Other than that the Common Criteria Certification can be a big thing for those companies or government entitities with significant interest in secure data centers. There was no specific time frame for this certification but presumably they have started the process.

As for the rest of this, it’s a pretty straightforward refresh.

HDS Dynamic Provisioning for AMS

HDS announced support today for their thin provisioning (called Dynamic Provisioning) feature to be available in their mid-range storage subsystem family the AMS. Expanding the subsystems that support Thin provisioning can only help the customer in the long run.

It’s not clear whether you can add dynamic provisioning to an already in place AMS subsystem or if it’s only available on a fresh installation of an AMS subsystem. Also no pricing was announced for this feature. In the past, HDS charged double the price of a GB of storage when it was in a thinly provisioned pool.

As you may recall, thin provisioning is a little like a room with a bunch of inflatable castles inside. Each castle starts with it’s initial inflation amount. As demand dictates, each castle can independently inflate to whatever level is needed to support the current workload up to that castles limit and the overall limit imposed by the room the castles inhabit. In this analogy, the castles are LUN storage volumes, the room the castles are located in, is the physical storage pool for the thinly provisioned volumes, and the air inside the castles is the physical disk space consumed by the thinly provisioned volumes.

In contrast, hard provisioning is like building permanent castles (LUNS) in stone, any change to the size of a structure would require major renovation and/or possible destruction of the original castle (deletion of the LUN).

When HDS first came out with dynamic provisioning it was only available for USP-V internal storage, later they released the functionality for USP-V external storage. This announcement seems to complete the roll out to all their SAN storage subsystems.

HDS also announced today a new service called the Storage Reclamation Service that helps
1) Assess whether thin provisioning will work well in your environment
2) Provide tools and support to identify candidate LUNs for thin provisioning, and
3) Configure new thinly provisioned LUNs and migrate your data over to the thinly provisioned storage.

Other products that support SAN storage thin provisioning include 3PAR, Compellent, EMC DMX, IBM SVC, NetApp and PillarData.

HDS High Availability Manager(HAM)

What does HAM look like to the open systems end user. We need to break this question up into two parts – one part for USP-V internal storage and the other part for external storage.

It appears that for internal storage first you need data replication services such as asynch or synchronous replication between the two USP-V storage subsystems. But here you still need some shared External storage used as a quorum disk.

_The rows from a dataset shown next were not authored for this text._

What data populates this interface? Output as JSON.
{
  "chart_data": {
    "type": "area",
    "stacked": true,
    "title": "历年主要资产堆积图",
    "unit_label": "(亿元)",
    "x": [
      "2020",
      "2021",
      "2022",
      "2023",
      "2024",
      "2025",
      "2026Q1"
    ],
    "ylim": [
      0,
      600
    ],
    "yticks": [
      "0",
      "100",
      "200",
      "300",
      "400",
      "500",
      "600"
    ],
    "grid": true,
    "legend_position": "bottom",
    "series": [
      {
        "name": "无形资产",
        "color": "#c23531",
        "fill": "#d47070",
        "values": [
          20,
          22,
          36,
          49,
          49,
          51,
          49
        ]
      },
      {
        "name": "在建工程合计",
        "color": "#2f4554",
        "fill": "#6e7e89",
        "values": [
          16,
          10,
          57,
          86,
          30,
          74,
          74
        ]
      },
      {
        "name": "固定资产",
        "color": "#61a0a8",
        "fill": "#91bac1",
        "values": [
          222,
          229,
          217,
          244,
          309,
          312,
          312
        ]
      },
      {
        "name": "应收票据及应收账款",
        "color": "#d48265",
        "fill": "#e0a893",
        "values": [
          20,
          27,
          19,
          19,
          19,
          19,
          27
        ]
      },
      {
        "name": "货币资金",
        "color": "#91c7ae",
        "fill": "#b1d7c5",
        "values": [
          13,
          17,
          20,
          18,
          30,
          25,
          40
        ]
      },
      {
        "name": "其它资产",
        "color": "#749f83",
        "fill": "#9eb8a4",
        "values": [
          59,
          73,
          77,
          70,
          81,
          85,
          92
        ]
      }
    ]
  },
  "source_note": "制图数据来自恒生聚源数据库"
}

Then once all this is set up under HAM the two subsystems can automatically failover access to the replicated internal and shared external storage from one USP-V to the other.

For external storage it appears that this storage must be shared between the two USP-V systems and whenever the primary one fails the secondary one can take over (failover) data storage responsibilities for the failing USP-V frontend.

What does this do for data migration? Apparently, using automated failover with HAM one can migrate date between two different storage pools and then failover server access from one to the other non-disruptively.

Obviously all the servers accessing storage under HAM control would need to be able to access both USP-Vs in order for this to all work properly.

Continuous availability is a hard nut to crack. HDS seems to have taken a shot at doing this from a purely storage subsystem perspective. This might be very useful for data centers running heterogeneous server environments. Typically server clustering software is OS specific like MSCS. Symantec being the lone exception with VCS which supports multiple OSs. Such server clustering can handle storage outages but also depend on storage replication services to make this work.

Unclear to me which is preferable but when you add the non-disruptive data migration – it seems that HAM might make sense.